# Notch coils



## Zahz (4/6/16)

Hello fellow Vapers, I come in peace 

I was wondering if any of you guys tried a notch coil In a tank, like the Griffin or aromamizer. If so how was it in terms of flavour and Vapour production. I know these work on the Ijoy tornado, limitless rdta, and theorem. But I haven't seen anyone trying it out on tanks. I guess that will be since they are too big and maybe wicking might be an issue also. Also I forgot to mention would like to try out a dual and resistance seems very low on them. 

Would like some advice and recommendations. 

Thanks 


Sent from my iPhone using Tapatalk


----------



## jaymo (4/6/16)

Hi zahz, I tried it out on my aromamizer, took a bit of tweaking to get it to fit, as u said its a little big, but hey, sometimes u gotta make a plan. Lol. 
Vapour production was good and so was the flavor , it was howeva a biaatch to wick! And after a day of heavy vaping they had to be tossed.

Reactions: Like 2


----------



## SQL -Jazz Guitar-Vapa (4/6/16)

Interested as well. Was wondering the same thing about the Crius. 
I seem to think it won't fit


----------



## SQL -Jazz Guitar-Vapa (4/6/16)

jaymo said:


> View attachment 56528
> Hi zahz, I tried it out on my aromamizer, took a bit of tweaking to get it to fit, as u said its a little big, but hey, sometimes u gotta make a plan. Lol.
> Vapour production was good and so was the flavor , it was howeva a biaatch to wick! And after a day of heavy vaping they had to be tossed.

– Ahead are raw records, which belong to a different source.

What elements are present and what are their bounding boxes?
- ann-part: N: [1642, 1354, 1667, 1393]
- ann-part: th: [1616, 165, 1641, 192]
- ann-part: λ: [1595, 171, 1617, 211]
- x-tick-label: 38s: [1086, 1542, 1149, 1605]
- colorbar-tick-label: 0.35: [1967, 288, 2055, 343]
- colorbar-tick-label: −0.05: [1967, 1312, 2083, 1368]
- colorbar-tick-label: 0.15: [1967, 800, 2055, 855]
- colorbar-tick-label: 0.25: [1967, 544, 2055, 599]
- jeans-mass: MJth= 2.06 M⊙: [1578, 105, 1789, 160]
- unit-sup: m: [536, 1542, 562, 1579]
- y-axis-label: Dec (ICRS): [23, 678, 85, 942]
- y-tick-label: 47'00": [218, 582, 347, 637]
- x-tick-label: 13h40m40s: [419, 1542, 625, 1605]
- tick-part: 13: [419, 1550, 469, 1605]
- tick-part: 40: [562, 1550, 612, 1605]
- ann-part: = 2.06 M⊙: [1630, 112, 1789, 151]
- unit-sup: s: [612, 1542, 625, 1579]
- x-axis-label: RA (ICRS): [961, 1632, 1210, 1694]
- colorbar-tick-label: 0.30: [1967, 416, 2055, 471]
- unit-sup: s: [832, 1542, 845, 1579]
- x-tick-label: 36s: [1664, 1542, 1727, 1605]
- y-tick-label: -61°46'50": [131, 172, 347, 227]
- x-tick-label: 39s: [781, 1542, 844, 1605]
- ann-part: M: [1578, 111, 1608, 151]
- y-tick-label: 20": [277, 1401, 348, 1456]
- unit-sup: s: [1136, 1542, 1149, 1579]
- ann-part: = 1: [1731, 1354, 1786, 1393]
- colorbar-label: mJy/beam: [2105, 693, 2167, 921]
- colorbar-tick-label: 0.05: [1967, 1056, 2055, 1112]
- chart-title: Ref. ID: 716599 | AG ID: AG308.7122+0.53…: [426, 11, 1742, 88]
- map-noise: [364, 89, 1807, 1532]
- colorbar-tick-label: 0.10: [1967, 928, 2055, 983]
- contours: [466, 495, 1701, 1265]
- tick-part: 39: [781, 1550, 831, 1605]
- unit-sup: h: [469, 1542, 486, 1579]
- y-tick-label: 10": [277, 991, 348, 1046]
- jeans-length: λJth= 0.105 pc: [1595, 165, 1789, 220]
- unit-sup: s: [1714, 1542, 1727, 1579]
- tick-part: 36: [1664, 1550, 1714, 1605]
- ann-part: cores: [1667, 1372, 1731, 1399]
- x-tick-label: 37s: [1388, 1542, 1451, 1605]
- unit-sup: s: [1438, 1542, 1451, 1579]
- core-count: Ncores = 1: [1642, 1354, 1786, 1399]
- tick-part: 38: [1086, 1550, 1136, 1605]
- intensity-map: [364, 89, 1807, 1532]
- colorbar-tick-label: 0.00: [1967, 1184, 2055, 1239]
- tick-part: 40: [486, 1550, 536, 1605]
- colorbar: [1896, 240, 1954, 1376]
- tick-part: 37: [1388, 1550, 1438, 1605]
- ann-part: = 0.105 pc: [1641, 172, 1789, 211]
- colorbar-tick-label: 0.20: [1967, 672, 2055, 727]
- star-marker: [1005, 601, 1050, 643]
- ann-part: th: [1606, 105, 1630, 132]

Will this work on the Crius deck?


----------



## zadiac (4/6/16)

Those coils are .2 ohms each. Using as dual coil will result in .1 ohm resistance. That is up to 42 amp draw on a mech mod. At 70W is still a 26amp draw. To vape them safely for 20amp batteries, you'll have to vape at 40watts on a regulated device.

Reactions: Agree 1


----------



## Zahz (4/6/16)

jaymo said:


> View attachment 56528
> Hi zahz, I tried it out on my aromamizer, took a bit of tweaking to get it to fit, as u said its a little big, but hey, sometimes u gotta make a plan. Lol.
> Vapour production was good and so was the flavor , it was howeva a biaatch to wick! And after a day of heavy vaping they had to be tossed.



Thanks @jaymo yeah I guess it wouldn't work well and if I don't wick it correctly I might get one nasty dry hit from hell . I think those are better for single coil as the resistance is low. 


Sent from my iPhone using Tapatalk


----------



## BumbleBee (4/6/16)

I have a dual notch coil set up in a dripper that comes to 0.17ohms, works like a charm in TC mode. As for tanks I don't have anything with a big enough build deck for notch coils but did manage to successfully rebuild a stock ijust2 coil which is working really well.


----------